My heart is heavy hearing about the suicides of Kate Spade and Anthony Bourdain this week. Many people have reacted with confusion, wondering why two people with “so much going for them” would take their lives.
That question shows us why depression is such a demon. It robs you of the ability to draw satisfaction and joy from things that, objectively, should make you happy and secure.
This week the Centers for Disease Control and Prevention released a study showing that suicide rates have risen at an alarming rate during the past twenty years in the United States. It’s long past time for us to talk about mental health without stigma or shame.
I’ve been open for a long time with my struggles with depression and anxiety. What I haven’t broadcast widely is that there was a time when it almost killed me.
I gave a talk at a pastors’ conference called UMC LEAD back in January where I told this story. The video of this talk is below.

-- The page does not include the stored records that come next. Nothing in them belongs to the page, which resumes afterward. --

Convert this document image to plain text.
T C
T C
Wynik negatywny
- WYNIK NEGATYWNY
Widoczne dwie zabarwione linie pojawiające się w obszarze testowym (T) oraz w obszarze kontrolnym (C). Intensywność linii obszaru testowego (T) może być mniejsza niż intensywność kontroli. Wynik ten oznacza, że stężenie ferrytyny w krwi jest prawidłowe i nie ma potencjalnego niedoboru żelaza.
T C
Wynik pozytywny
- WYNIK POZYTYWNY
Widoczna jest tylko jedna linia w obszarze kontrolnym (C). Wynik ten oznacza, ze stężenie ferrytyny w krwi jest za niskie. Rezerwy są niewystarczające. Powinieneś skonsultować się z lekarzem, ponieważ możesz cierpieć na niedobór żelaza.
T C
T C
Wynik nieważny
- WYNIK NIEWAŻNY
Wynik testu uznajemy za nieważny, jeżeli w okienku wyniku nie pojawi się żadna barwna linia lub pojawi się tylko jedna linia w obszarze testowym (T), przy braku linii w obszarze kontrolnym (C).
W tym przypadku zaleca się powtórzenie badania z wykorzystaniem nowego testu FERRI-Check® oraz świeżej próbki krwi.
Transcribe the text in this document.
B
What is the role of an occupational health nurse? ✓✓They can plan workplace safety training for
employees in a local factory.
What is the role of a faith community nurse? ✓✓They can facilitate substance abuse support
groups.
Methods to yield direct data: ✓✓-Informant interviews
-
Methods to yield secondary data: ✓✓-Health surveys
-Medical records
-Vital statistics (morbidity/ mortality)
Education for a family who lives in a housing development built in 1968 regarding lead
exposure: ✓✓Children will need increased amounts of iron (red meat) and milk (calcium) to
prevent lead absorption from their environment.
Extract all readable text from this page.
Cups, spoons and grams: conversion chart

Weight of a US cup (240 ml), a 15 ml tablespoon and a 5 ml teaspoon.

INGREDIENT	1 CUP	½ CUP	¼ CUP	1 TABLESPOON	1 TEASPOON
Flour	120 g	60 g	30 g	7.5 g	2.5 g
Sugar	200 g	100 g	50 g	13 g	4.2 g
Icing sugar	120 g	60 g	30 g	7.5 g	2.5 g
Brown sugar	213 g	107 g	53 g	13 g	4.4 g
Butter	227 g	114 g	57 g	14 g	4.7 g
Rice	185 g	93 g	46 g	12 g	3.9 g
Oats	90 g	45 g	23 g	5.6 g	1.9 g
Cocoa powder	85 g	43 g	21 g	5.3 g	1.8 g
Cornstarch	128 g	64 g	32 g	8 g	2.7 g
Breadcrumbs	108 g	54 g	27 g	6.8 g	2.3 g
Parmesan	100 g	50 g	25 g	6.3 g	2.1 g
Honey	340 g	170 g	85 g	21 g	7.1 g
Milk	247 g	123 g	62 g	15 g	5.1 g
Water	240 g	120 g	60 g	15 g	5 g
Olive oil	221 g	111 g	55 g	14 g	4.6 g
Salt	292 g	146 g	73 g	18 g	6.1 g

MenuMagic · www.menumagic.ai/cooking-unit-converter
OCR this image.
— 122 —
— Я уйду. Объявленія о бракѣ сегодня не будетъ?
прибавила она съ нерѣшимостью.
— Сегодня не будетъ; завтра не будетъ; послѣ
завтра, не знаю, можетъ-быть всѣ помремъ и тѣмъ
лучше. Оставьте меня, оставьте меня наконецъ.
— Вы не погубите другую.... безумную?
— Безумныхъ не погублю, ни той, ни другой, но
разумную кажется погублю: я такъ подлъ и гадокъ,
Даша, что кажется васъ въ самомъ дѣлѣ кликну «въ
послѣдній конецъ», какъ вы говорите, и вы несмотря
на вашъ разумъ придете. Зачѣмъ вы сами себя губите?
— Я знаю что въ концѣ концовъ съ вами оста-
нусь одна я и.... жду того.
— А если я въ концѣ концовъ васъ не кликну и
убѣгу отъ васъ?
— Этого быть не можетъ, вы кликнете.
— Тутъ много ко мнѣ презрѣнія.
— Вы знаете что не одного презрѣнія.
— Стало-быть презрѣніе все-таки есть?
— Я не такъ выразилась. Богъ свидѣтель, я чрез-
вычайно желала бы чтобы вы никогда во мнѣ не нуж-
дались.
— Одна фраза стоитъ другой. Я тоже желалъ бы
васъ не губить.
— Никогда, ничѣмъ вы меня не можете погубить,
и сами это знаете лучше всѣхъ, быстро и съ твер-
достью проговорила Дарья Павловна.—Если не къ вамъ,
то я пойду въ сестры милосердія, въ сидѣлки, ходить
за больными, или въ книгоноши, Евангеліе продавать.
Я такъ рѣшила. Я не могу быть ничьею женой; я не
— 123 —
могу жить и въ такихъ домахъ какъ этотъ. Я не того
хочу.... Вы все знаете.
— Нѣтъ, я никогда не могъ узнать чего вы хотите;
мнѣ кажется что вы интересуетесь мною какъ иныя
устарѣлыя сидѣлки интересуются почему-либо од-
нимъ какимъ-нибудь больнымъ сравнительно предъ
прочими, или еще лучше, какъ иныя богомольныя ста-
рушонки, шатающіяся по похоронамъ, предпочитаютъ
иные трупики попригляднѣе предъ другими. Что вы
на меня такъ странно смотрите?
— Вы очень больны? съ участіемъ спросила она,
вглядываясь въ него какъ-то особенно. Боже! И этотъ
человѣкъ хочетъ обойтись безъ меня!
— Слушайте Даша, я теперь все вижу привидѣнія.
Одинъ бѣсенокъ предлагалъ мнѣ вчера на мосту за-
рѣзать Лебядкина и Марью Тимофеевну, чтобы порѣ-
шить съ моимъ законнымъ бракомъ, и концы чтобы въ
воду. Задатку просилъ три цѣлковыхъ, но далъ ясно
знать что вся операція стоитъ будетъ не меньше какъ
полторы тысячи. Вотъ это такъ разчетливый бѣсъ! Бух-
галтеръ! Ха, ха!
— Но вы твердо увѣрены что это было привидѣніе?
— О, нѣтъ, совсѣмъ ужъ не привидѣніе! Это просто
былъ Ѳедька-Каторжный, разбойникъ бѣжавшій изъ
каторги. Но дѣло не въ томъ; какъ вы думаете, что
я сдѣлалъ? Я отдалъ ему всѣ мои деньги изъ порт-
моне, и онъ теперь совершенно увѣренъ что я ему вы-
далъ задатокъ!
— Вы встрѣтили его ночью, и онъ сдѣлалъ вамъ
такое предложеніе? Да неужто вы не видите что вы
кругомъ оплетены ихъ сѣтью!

A couple things I want to mention before viewing:
While I talk about the church I was serving at the time and certain individuals whose behavior exacerbated the situation, I don’t blame them. Their behavior came from their own deep brokenness, and ultimately it was my own demons that pushed me toward the edge. I make every effort to disguise the identity of the individuals mentioned.
I talk about how my daughter, who was two at the time, was a major factor that helped me choose to live. Kate Spade and Anthony Bourdain had young daughters, too. Everyone’s struggle is different, and just because that factor helped pull me back, it doesn’t mean they loved their daughters any less than I love mine.
Lastly, if you or someone you know is dealing with thoughts of suicide, please consult the National Suicide Prevention Lifeline. Call 1-800-273-8255 if you’re in a crisis, or look to the website for resources about how help someone you know. If nothing else, you can contact me through this site if you need help.
I survived, and you can, too. You are not alone. We can choose hope.